I spent the first Sunday after Easter at Arles. It was a bright and joyous spring day. I went to the cathedral at nine o'clock and found a good congregation there, listening to a sermon on the obligation of observing the Sunday. It was dull, and I left. But I may here observe what a great change has taken place in France of late years relative to this observance. I can remember when I was a boy how that every shop was open, and business went on much as on other days. But the Church has made great efforts to obtain a due recognition of the Lord's Day, and all who consider themselves to be good Catholics now shut their shops, and others, who find that there is now very little trade going on upon Sunday, shut their shops also because it is of no use having them open. It is only the polemical infidels who continue to keep their factories in full work and their places of merchandise open to invite purchasers.
Some few years ago I was talking with a Frenchman in Rome, a commercial man, about the phylloxera that was devastating the vines, and ruining the peasantry, and I asked him what was being done to correct the evil. "Bah!" said he. "Everything has been tried. Mon ami. We don't observe the Sunday. Voilà le vrai phylloxera."
[Illustration: On a house at Arles.]
Now this observation of his was only worth so much, that it showed how that the clergy had been going hammer and tongs at the consciences of their sheep, till they had impressed a conviction on them that if they neglected the commandment of God relative to the observance of one day in seven, He would chastise them till they realised that they had erred, acknowledged their error, and endeavoured to rectify it.
The cathedral of Arles is a very interesting church indeed. Externally the west front is rich in the bold rude style of the twelfth century, and consists of a deeply-recessed semicircular arch resting on a horizontal sculptured frieze which forms the lintel of the door, and is continued on each side upon pillars that rest on the backs of lions and have apostles and saints standing between them. The interior of the church is very solemn and striking. It has been cleaned, but judiciously, without sand-papering away the tool-marks on the ancient stone. Has the reader never been puzzled to note the difference between old work and new, even when the new is a reproduction of the old? In the new there is an absence of something, but what we cannot tell. This something is very probably nothing more than the old tool-marks. The ancient workers left on the stone the tale of every stroke they dealt, and to ages on ages these marks tell us: here was a strong arm employed, here was dealt a vigorous blow; here Symon the hewer was tickled with a comical story that mason Peter told and he laughed, and the blow he dealt ran jagged with his laughter. These strokes were done in the morning, when the workers were fresh; those at even, when their arms were weary. But nowadays the stone is all gone over with a metal toothcomb, and scraped till not a tool-mark remains, and wood is glass-papered till every particle of sharpness and character is taken out of the work.

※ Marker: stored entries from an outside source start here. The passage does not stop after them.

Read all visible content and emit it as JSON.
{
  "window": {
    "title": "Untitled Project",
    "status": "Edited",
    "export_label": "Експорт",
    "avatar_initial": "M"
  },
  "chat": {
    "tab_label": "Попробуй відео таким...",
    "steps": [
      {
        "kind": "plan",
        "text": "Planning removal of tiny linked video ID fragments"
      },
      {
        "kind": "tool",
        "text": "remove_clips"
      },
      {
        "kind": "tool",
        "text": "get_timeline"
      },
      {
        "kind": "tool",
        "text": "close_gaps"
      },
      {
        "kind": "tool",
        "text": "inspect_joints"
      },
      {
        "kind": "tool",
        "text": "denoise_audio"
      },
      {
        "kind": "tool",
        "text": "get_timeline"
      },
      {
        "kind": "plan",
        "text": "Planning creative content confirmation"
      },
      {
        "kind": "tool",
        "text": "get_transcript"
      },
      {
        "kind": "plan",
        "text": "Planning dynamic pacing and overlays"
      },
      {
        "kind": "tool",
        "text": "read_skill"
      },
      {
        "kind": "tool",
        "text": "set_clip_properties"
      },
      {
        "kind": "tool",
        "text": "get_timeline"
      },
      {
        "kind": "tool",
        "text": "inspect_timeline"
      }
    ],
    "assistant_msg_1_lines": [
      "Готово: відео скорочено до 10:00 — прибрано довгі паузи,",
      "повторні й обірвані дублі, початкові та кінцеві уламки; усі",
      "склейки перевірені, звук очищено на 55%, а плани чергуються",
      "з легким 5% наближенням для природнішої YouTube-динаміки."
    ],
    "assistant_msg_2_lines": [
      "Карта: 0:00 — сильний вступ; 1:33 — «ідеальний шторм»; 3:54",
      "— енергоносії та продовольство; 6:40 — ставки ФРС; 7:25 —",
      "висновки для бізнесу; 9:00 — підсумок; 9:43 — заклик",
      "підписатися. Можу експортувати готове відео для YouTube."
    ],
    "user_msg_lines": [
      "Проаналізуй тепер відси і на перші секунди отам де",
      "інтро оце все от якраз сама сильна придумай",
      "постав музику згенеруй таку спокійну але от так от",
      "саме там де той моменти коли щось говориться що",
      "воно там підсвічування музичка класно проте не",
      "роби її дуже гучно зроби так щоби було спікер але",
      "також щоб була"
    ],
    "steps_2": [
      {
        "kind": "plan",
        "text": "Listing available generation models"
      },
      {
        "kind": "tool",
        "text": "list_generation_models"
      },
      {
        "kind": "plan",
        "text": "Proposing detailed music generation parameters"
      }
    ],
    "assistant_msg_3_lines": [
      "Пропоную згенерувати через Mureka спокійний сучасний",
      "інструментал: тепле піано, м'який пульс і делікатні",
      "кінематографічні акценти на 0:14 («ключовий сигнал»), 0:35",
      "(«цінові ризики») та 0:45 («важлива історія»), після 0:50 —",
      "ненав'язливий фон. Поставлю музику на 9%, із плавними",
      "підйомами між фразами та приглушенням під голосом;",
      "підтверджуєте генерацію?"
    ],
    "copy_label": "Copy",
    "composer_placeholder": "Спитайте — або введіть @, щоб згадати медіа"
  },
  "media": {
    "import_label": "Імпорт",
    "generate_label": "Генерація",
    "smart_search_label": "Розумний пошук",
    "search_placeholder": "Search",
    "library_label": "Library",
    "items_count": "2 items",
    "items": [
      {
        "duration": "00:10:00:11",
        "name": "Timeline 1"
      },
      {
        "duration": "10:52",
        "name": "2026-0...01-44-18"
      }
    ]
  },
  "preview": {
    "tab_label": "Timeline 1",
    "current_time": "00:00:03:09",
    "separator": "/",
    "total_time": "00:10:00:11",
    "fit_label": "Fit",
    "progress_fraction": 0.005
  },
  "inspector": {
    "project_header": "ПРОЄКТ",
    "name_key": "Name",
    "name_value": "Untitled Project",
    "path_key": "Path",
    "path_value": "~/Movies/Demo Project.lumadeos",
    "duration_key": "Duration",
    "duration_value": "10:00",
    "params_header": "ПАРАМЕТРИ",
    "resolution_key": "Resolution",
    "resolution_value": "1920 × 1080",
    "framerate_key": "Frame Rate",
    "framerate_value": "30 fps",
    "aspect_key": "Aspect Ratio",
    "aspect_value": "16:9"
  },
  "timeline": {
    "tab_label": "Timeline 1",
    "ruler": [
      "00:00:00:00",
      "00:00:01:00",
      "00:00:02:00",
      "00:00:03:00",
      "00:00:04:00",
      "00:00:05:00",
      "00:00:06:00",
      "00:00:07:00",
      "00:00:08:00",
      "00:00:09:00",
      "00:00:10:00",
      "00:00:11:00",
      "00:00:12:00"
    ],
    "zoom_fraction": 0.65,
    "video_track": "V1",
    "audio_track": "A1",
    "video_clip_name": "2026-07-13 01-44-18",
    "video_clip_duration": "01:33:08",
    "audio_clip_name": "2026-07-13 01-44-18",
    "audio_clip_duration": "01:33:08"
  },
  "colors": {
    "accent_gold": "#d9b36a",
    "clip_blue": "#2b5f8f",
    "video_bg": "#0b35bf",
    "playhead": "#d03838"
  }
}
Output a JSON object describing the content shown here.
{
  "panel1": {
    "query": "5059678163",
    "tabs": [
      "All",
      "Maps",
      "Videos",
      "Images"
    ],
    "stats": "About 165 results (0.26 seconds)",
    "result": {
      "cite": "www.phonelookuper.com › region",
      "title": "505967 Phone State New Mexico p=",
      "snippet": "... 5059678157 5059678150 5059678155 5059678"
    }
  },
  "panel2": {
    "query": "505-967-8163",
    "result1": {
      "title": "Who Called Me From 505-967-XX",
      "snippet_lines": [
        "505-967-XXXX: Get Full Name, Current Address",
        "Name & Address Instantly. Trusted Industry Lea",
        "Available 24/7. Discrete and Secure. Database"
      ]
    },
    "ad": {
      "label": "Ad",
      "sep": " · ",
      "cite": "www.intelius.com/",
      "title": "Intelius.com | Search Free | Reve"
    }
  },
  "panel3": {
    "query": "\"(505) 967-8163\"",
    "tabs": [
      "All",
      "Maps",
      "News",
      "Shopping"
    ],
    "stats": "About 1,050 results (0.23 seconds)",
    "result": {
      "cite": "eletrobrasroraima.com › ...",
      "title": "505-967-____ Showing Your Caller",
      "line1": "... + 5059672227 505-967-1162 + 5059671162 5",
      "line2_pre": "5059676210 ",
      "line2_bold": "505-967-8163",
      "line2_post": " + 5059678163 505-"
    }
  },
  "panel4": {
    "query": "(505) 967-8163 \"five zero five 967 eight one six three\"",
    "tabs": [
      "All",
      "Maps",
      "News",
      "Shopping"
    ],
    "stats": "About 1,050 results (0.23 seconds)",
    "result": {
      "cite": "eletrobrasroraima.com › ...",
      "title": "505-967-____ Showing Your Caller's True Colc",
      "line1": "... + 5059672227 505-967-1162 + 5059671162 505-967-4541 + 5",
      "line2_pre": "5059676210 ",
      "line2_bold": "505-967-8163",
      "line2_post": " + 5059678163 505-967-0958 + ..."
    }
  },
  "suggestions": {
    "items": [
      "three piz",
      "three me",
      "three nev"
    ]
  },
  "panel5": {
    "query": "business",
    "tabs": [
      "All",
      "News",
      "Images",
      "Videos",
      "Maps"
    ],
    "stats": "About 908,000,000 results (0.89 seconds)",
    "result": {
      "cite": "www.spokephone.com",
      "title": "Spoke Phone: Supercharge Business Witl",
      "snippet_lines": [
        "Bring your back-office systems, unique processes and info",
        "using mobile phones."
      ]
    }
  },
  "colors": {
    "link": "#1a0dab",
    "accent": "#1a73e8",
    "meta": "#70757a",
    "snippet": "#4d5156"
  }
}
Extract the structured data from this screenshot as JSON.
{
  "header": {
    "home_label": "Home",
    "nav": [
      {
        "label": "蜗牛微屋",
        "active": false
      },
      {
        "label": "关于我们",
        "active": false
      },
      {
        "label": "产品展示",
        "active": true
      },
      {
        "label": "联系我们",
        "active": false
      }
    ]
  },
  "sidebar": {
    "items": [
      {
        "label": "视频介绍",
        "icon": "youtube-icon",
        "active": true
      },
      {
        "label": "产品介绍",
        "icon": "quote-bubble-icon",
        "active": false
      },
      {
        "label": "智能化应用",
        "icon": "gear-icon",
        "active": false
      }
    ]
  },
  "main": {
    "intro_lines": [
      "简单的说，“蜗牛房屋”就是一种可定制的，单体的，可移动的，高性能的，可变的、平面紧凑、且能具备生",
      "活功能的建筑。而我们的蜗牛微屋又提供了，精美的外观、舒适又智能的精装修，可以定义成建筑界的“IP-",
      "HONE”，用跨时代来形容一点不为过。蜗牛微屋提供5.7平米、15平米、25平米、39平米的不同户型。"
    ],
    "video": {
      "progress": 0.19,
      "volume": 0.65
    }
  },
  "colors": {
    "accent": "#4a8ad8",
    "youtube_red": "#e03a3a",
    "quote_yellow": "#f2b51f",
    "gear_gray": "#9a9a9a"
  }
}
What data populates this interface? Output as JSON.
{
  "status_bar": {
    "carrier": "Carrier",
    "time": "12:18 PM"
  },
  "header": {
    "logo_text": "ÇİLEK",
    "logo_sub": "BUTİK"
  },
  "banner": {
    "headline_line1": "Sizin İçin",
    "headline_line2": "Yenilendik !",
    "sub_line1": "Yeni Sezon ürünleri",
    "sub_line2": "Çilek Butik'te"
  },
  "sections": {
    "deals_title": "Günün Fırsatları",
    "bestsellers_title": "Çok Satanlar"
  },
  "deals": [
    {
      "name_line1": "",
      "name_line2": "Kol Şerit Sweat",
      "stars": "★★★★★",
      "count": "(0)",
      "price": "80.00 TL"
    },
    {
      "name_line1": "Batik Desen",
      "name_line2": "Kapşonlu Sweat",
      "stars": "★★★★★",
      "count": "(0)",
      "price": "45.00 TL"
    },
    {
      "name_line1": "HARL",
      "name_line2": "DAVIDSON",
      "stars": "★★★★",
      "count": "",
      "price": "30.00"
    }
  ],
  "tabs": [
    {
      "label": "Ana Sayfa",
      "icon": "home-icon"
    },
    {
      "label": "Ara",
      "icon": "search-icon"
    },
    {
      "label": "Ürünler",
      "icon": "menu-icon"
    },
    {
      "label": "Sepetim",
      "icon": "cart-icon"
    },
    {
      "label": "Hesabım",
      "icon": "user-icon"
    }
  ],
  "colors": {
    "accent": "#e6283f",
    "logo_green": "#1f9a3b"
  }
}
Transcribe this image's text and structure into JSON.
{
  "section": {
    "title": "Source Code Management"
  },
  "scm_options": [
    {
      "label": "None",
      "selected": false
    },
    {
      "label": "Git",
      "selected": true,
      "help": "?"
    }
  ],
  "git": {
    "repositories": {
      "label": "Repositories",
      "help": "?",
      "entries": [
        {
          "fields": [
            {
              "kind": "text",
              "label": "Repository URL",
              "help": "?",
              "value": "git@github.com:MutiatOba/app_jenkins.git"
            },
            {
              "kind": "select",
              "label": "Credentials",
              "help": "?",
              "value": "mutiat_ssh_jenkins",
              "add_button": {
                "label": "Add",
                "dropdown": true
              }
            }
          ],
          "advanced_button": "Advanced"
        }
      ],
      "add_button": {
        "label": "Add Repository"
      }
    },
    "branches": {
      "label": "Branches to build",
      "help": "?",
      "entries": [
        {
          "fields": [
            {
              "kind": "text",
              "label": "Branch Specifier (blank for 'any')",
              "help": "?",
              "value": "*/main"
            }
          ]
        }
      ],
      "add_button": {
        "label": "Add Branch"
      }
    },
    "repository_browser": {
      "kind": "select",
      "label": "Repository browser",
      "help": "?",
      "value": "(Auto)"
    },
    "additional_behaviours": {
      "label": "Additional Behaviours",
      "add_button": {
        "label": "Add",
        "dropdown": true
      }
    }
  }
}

[Illustration: Samson and the lion, from the west door of the Cathedral of
Arles.]
The aisles of the cathedral of Arles are but five feet wide, the arches are round, the windows Romanesque; the church is barrel-vaulted, nothing could be plainer, and yet somehow that old church is full of poetry and charm. I went to High Mass at eleven. It was all very homely, quiet and reverent. Another congregation was gathered; a Gregorian simple service sung, which the congregation knew and joined in heartily. Then up into the pulpit got a canon, and gave out his text, from the Gospel, S. John xx., end of verse nineteen. My heart stood still. Why—you shall hear.
[Illustration: On a house at Arles.]
Just twenty-two years ago, I was in Switzerland on Whit Sunday, and went to the little village church. The curé gave out these same words as his text, and preached a very good sermon on Peace, though perhaps not very appropriate to the day. Peace, he said, was an excellent thing, whether (1) in a country; (2) in a household; (3) in the conscience. There we had the three heads; on these he dilated. First we had a picture of the miseries of war in a country, and the converse picture of prosperity in peace. Then, secondly, we had a description of domestic discomfort, where husband and wife were at loggerheads, and—naturally, a charming family piece where both were in unity. Then came, thirdly, the special topic of his discourse, peace in the conscience, and how it was to be obtained and secured.
I bottled up that sermon in my memory and have preached it since, myself, once or twice.